El policía le devolvió la mirada.
—Bueno, me chupa un huevo. Si me van a interrogar, que sea al lado de este culiao.
Caminó a su patrullero, mientras manejaba, miró el crucifijo que bailaba en el retrovisor. Pensó en Dios, y en un montón de cosas feas. Lo desenroscó del espejo, y se lo colgó al cuello.
Muy lejos de allí, en una zona boscosa entre las sierras, donde casi no se filtraba la luz del sol, un grupo de personas se había congregado en derredor a un círculo hecho con huesos humanos. Se los conocía como Los Señores de la Muerte, y todos sus rostros eran pálidos.
Jerónimo del Vivar, el líder, charlaba en aquel momento con un joven alto de nombre Alexander. Éste era esbelto y hermoso, de pelo corto y peinado elegante. Sus ojos dorados reflejaban adoración y respeto por el hombre que tenía delante.
Al resto del grupo lo componían cinco personas: un asiático gigantesco, pelado y con barba candado, cuyo nombre era Jo Chang Ming.
Apoyada contra un árbol había una muchacha latina, alta y muy bonita, que llevaba de la mano a una niña muy parecida a ella, a la que llamaba Puella.
A su lado, en un contraste espeluznante, había un sujeto cadavérico, muy flaco y de piel traslúcida. Tenía una expresión triste en su rostro alargado y dos mechones grandes que caían sobre su frente. Llevaba el pelo atado con una cola de caballo, se lo conocía como Phantasma. Y justo al lado del joven Alexander, cerrando el círculo, se hallaba una jovencita risueña. La llamaban Facies, porque solía cambiar de rostro. Todos oían con atención a Jerónimo del Vivar.
—Llegó el momento —pronunció con su voz grave, seductora y de modo muy solemne.
Alexander lo observaba como a un dios, y le contestó con una voz casi igual de seductora.

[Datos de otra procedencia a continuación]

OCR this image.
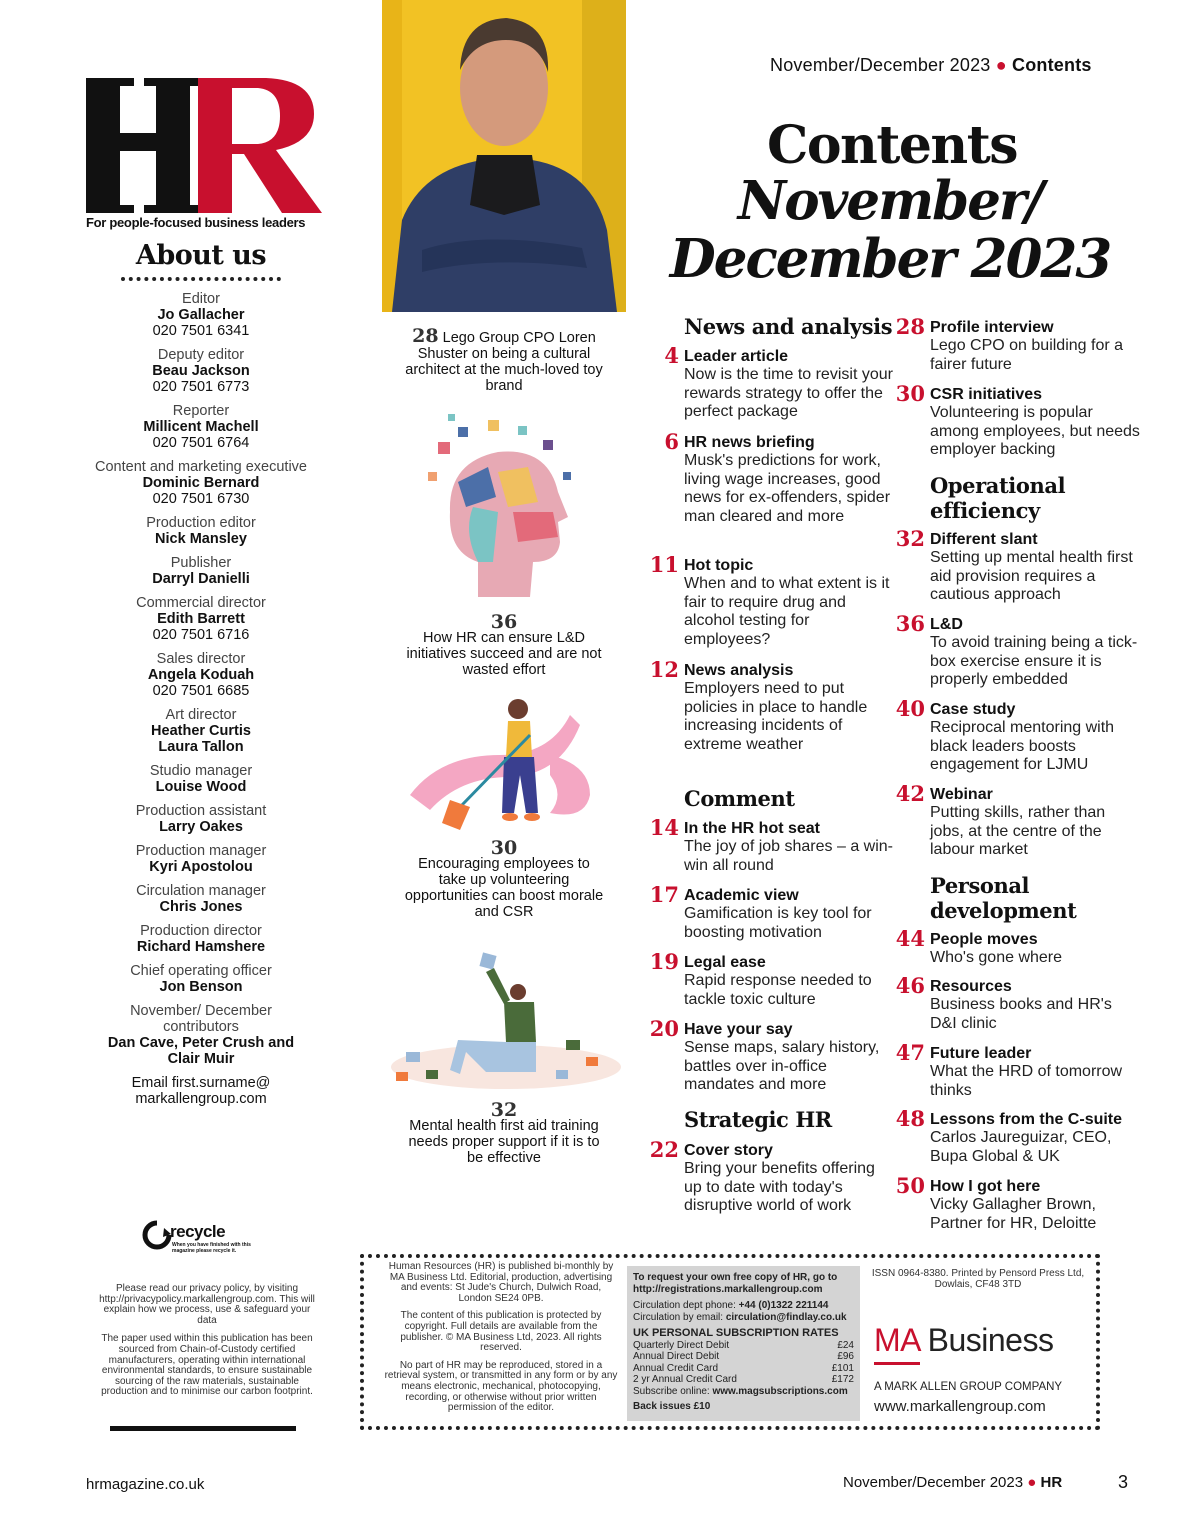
November/December 2023 ● Contents
For people-focused business leaders
About us
Editor
Jo Gallacher
020 7501 6341
Deputy editor
Beau Jackson
020 7501 6773
Reporter
Millicent Machell
020 7501 6764
Content and marketing executive
Dominic Bernard
020 7501 6730
Production editor
Nick Mansley
Publisher
Darryl Danielli
Commercial director
Edith Barrett
020 7501 6716
Sales director
Angela Koduah
020 7501 6685
Art director
Heather Curtis
Laura Tallon
Studio manager
Louise Wood
Production assistant
Larry Oakes
Production manager
Kyri Apostolou
Circulation manager
Chris Jones
Production director
Richard Hamshere
Chief operating officer
Jon Benson
November/ December contributors
Dan Cave, Peter Crush and Clair Muir
Email first.surname@ markallengroup.com
28 Lego Group CPO Loren Shuster on being a cultural architect at the much-loved toy brand
36
How HR can ensure L&D initiatives succeed and are not wasted effort
30
Encouraging employees to take up volunteering opportunities can boost morale and CSR
32
Mental health first aid training needs proper support if it is to be effective
Contents
November/
December 2023
News and analysis
Comment
Strategic HR
Operational
efficiency
Personal
development
4 Leader article
Now is the time to revisit your rewards strategy to offer the perfect package
6 HR news briefing
Musk's predictions for work, living wage increases, good news for ex-offenders, spider man cleared and more
11 Hot topic
When and to what extent is it fair to require drug and alcohol testing for employees?
12 News analysis
Employers need to put policies in place to handle increasing incidents of extreme weather
14 In the HR hot seat
The joy of job shares – a win-win all round
17 Academic view
Gamification is key tool for boosting motivation
19 Legal ease
Rapid response needed to tackle toxic culture
20 Have your say
Sense maps, salary history, battles over in-office mandates and more
22 Cover story
Bring your benefits offering up to date with today's disruptive world of work
28 Profile interview
Lego CPO on building for a fairer future
30 CSR initiatives
Volunteering is popular among employees, but needs employer backing
32 Different slant
Setting up mental health first aid provision requires a cautious approach
36 L&D
To avoid training being a tick-box exercise ensure it is properly embedded
40 Case study
Reciprocal mentoring with black leaders boosts engagement for LJMU
42 Webinar
Putting skills, rather than jobs, at the centre of the labour market
44 People moves
Who's gone where
46 Resources
Business books and HR's D&I clinic
47 Future leader
What the HRD of tomorrow thinks
48 Lessons from the C-suite
Carlos Jaureguizar, CEO, Bupa Global & UK
50 How I got here
Vicky Gallagher Brown, Partner for HR, Deloitte
recycle
When you have finished with this magazine please recycle it.

Please read our privacy policy, by visiting http://privacypolicy.markallengroup.com. This will explain how we process, use & safeguard your data

The paper used within this publication has been sourced from Chain-of-Custody certified manufacturers, operating within international environmental standards, to ensure sustainable sourcing of the raw materials, sustainable production and to minimise our carbon footprint.

Human Resources (HR) is published bi-monthly by MA Business Ltd. Editorial, production, advertising and events: St Jude's Church, Dulwich Road, London SE24 0PB.

The content of this publication is protected by copyright. Full details are available from the publisher. © MA Business Ltd, 2023. All rights reserved.

No part of HR may be reproduced, stored in a retrieval system, or transmitted in any form or by any means electronic, mechanical, photocopying, recording, or otherwise without prior written permission of the editor.

To request your own free copy of HR, go to
http://registrations.markallengroup.com
Circulation dept phone: +44 (0)1322 221144
Circulation by email: circulation@findlay.co.uk
UK PERSONAL SUBSCRIPTION RATES
Quarterly Direct Debit	£24
Annual Direct Debit	£96
Annual Credit Card	£101
2 yr Annual Credit Card	£172
Subscribe online: www.magsubscriptions.com
Back issues £10
ISSN 0964-8380. Printed by Pensord Press Ltd, Dowlais, CF48 3TD
MA Business
A MARK ALLEN GROUP COMPANY
www.markallengroup.com
hrmagazine.co.uk	November/December 2023 ● HR	3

—Tenemos que atraerlo hacia nosotros —intervino Facies— sería todo un honor encargarme del asunto.
Le dirigió una pequeña reverencia.
—Muy bien querida—respondió el hombre de negro.

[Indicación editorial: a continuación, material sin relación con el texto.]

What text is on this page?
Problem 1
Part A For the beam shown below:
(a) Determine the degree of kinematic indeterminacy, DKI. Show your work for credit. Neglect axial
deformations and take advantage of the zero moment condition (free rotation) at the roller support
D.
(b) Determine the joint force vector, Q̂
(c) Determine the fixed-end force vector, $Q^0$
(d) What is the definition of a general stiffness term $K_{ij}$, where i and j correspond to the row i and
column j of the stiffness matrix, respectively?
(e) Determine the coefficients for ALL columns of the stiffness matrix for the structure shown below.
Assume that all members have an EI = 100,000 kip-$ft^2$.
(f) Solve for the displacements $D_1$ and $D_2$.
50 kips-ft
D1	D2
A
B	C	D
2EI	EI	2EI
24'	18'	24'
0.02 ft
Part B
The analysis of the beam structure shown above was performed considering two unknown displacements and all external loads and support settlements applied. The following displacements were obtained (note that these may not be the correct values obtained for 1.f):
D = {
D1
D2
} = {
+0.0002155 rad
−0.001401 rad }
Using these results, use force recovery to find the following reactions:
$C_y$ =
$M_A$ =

Facies sonrió, cerró los ojos y su cuerpo se convulsionó. El pelo corto se alargó, se onduló y oscureció. Su rostro otrora felino ahora manifestaba las facciones de una niña ingenua. Los ojos dorados cambiaron de color, las curvas de su cuerpo se pronunciaron. El único que observaba cada detalle de su cuerpo y de sus cambios era Phantasma, quien desde hacía largos años estaba profundamente enamorado de ella.
—Phantasma —dijo Jerónimo
El espectral individuo se sobresaltó y enseguida volvió a concentrar su atención en el hombre de traje negro.
—¿Sí, Amans Dux? —gruñó Phantasma con pomposa amargura. En su interior, se revolvían un montón de sentimientos y pensamientos terribles, profanos. Pero no permitió que se pudiera adivinar nada en su cara.
—Te necesito. Ve con Facies.
—Sus deseos son mis órdenes.
Phantasma sintió una punzada de desprecio, pero asintió, hizo una reverencia y comenzó a desaparecer en el aire, primero la piel, luego los finos y duros músculos y tejidos, y, por último, el esqueleto.
Facies le dedicó también una reverencia y a gran velocidad corrió por entre los árboles.
Jerónimo del Vivar hizo un gesto hacia la pequeña niña latina que esperaba de la mano con su madre, todos comprendieron que la reunión había terminado.
Solemnes, se retiraron. La nena, Puella, miraba al demonio con una sonrisa tímida, y se desvistió por completo. Ambos estaban de pie frente a frente, en el centro del círculo, separados únicamente por el claro de sol que se filtraba por entre las copas de los árboles.